Equation 1 offers a natural way to study the direct effect of each layer of the Vision Transformer on the final image representation. One way to do this is through mean-ablation, i.e. by replacing the output of a specific component (e.g. a layer or even a single attention head) with its mean value (calculated across the training dataset) and measuring the drop in performance.
The first interesting observation of the paper is that the large majority of the direct effects in the ViT encoder come from attention layers in the later stages of the architecture (see Figure 3), while simultaneously mean-ablating the direct effects of the MLP layers only has a marginal impact on the model’s accuracy (only $1$ - $3$ % drop, see Figure 4.
The paper therefore proceeds to study only the late attention layers, and re-writes the MSA contribution in Equation 1 as: $$ \sum_{l=1}^{L} P \cdot \text{MSA}^l(Z^{l-1}) = \sum_{l=1}^{L} \sum_{h=1}^{H} \sum_{i=0}^{N} c_{l,h,i} $$ where $H$ is the number of attention heads and $N$ is the number of patches.

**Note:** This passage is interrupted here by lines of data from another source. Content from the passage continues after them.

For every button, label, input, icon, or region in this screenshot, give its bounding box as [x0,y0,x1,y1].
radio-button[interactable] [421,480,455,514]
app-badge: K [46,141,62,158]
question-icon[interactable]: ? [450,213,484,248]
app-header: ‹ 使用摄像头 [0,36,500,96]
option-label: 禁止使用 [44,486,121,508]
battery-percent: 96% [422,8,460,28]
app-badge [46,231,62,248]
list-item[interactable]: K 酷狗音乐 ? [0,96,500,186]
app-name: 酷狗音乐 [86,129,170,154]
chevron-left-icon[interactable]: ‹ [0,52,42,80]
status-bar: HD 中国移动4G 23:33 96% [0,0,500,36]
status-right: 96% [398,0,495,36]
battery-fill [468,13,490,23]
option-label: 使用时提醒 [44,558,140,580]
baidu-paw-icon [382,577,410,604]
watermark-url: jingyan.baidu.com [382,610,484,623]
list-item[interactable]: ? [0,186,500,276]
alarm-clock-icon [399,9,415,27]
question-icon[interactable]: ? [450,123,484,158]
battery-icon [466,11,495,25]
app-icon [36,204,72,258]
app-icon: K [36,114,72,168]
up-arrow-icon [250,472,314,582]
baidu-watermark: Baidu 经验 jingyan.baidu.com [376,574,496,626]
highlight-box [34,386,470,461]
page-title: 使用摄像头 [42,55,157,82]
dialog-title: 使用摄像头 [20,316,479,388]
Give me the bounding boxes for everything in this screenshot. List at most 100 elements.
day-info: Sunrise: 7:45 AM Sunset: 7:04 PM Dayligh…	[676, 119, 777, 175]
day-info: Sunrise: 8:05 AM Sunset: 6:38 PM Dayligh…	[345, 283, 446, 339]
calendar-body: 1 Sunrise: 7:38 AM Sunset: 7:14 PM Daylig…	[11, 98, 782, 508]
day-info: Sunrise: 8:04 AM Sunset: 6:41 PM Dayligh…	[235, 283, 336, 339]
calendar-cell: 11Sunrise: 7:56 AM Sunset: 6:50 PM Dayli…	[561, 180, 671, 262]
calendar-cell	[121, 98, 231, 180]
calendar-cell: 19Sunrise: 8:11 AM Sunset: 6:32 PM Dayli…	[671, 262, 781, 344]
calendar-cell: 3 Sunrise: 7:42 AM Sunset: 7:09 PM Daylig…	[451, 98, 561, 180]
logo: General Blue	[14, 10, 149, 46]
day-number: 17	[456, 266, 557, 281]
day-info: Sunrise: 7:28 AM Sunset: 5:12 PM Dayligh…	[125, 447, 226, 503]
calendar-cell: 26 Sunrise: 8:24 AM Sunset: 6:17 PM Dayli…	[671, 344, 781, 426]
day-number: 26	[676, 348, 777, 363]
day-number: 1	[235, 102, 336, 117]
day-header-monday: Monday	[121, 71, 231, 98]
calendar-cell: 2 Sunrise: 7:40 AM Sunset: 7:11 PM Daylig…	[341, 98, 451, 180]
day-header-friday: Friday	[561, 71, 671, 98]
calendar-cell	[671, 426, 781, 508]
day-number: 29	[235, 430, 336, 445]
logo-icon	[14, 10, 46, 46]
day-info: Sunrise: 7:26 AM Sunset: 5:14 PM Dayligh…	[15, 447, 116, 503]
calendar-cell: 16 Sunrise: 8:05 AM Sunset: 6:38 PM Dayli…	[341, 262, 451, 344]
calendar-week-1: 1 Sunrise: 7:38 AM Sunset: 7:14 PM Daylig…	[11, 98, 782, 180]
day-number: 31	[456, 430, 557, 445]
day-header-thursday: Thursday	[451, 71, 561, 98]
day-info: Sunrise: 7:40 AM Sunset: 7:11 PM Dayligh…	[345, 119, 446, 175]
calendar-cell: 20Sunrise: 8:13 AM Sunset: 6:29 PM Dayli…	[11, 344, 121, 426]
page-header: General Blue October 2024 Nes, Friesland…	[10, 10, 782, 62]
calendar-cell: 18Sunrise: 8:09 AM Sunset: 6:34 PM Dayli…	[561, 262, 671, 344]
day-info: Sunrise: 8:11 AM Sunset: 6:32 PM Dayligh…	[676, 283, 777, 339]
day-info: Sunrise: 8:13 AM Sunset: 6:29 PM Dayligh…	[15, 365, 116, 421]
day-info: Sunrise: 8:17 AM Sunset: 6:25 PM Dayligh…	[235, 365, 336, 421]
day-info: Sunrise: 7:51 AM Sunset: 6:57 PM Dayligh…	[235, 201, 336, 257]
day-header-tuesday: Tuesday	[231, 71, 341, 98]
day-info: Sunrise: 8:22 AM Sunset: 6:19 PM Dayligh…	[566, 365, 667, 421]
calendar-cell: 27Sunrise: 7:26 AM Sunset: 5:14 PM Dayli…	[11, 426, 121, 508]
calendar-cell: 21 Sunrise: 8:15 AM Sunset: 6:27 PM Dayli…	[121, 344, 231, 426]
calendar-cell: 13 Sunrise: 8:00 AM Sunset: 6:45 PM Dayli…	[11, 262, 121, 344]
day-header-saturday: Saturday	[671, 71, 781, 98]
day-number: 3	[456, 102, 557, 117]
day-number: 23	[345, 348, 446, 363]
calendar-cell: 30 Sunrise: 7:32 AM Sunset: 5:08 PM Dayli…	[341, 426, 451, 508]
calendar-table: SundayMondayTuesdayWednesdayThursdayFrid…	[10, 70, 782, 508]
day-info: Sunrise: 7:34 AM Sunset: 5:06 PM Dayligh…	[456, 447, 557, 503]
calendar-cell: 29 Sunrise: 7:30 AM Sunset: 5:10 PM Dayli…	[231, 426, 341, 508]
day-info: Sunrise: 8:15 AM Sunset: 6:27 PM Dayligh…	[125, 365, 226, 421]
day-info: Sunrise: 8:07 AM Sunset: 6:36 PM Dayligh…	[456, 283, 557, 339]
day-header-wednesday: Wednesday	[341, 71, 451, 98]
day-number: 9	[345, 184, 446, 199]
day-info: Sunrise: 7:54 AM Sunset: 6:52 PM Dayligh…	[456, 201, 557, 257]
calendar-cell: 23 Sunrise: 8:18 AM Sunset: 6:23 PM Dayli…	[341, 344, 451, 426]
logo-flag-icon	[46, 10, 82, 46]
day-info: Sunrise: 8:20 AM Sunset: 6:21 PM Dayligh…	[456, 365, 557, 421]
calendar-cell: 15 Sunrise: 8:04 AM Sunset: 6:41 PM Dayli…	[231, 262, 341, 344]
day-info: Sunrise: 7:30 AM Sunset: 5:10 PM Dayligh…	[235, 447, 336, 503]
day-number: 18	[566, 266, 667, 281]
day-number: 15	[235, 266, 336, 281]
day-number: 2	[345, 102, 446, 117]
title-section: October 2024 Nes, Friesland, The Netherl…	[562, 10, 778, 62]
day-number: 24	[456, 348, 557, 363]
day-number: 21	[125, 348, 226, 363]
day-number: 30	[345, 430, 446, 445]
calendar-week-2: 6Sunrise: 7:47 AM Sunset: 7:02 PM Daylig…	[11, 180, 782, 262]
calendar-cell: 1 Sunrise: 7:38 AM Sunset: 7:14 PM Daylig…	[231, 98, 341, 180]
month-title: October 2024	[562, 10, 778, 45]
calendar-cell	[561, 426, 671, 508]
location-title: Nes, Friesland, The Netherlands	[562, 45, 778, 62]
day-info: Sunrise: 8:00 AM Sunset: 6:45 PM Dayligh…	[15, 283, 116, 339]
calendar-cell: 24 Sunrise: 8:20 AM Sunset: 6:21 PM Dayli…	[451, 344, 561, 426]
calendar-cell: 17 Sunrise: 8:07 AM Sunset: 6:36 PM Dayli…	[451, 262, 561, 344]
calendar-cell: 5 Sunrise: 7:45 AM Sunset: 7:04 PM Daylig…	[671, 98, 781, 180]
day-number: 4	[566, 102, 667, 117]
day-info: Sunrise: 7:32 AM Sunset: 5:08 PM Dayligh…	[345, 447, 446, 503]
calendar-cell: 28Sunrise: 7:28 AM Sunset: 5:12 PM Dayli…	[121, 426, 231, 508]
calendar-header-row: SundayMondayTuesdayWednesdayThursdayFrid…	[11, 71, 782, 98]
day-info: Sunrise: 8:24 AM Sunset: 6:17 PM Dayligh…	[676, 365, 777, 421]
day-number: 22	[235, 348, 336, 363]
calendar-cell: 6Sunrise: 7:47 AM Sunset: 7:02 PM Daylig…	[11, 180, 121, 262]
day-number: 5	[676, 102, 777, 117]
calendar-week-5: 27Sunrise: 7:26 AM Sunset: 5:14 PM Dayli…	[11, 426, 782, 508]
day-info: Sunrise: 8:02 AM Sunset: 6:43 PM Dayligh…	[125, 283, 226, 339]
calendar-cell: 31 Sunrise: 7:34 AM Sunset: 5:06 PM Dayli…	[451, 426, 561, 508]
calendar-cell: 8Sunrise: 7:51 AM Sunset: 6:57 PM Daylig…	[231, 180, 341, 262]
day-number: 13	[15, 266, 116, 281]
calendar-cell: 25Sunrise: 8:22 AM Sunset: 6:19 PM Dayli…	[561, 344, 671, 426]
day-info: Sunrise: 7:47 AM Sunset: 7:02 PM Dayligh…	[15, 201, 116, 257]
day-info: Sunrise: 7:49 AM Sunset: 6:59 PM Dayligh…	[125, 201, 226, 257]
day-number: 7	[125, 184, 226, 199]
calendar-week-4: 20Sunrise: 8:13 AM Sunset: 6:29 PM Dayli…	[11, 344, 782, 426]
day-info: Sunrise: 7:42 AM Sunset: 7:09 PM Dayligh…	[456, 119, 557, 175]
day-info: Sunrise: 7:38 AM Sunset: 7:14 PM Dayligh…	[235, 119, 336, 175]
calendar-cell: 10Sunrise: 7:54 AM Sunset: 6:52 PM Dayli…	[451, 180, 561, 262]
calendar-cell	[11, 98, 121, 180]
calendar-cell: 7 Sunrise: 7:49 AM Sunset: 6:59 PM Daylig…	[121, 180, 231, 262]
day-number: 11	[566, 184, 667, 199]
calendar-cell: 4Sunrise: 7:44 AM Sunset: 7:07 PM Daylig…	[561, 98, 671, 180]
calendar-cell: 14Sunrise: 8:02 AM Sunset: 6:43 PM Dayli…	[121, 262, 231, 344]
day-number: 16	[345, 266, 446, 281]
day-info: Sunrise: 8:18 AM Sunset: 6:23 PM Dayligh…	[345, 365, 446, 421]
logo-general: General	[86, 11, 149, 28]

The contribution of the attention blocks can therefore be expressed as a sum of the $c_{l,h,i}$ terms, each of which represents a single attention head $h$ in layer $l$. Importantly, each of the $c_{l,h,i}$ is a $d’$-dimensional vector and lives in the same space as the text embeddings. Calculating the cosine similarity between $c_{l,h,i}$ and the text embedding $M_{text}(t)$ provides a natural way to interpret the effect of each component of the ViT.
At first, the paper focuses on the aggregated effects of each attention head, i.e. $c_{head}^{l,h} = \sum_{i=0}^N c_{i,l,h}$. To do so, one can take randomly selected set of input images and a large set of text descriptions $ M_{text}(t_j) $ for $j = 1, …, J $ and project $c_{head}^{l,h}$ onto the direction of each text embedding. Depending on the size of the projection, one can then identify the text descriptions that are most descriptive of the attention head. For the exact details of the implementation, refer to “Algorithm 1: TextSpan” in [Gan24I].
Figures 1 and 5 show some of the results of this decomposition. Figure 6 also offers a more fine-grained analysis of the attention heads, presenting heatmaps of the image patches with the highest cosine similarity to the text embeddings.
The paper concludes with some limitations of this approach. For a start, only direct influences are studied, but the predictions of each layer do not happen in isolation and changes in the early layers can impact the values at later stages. Additional insight could come from studying higher order interactions, at the expense of simplicity and potentially interpretability.
More importantly, however, not all heads have clear roles. This can be alleviated by adding more candidate text descriptions, but there is also the chance that some parts of the model lack a coherent interpretation when taken in isolation.
CLIP models have had a remarkable impact on the field of multimodal learning, and studies like this help make them more understandable on a component by component level. The hope is that this will lead to more robust and interpretable models in the future, inverting a trend that has seen explainable AI techniques remain of limited use outside academia.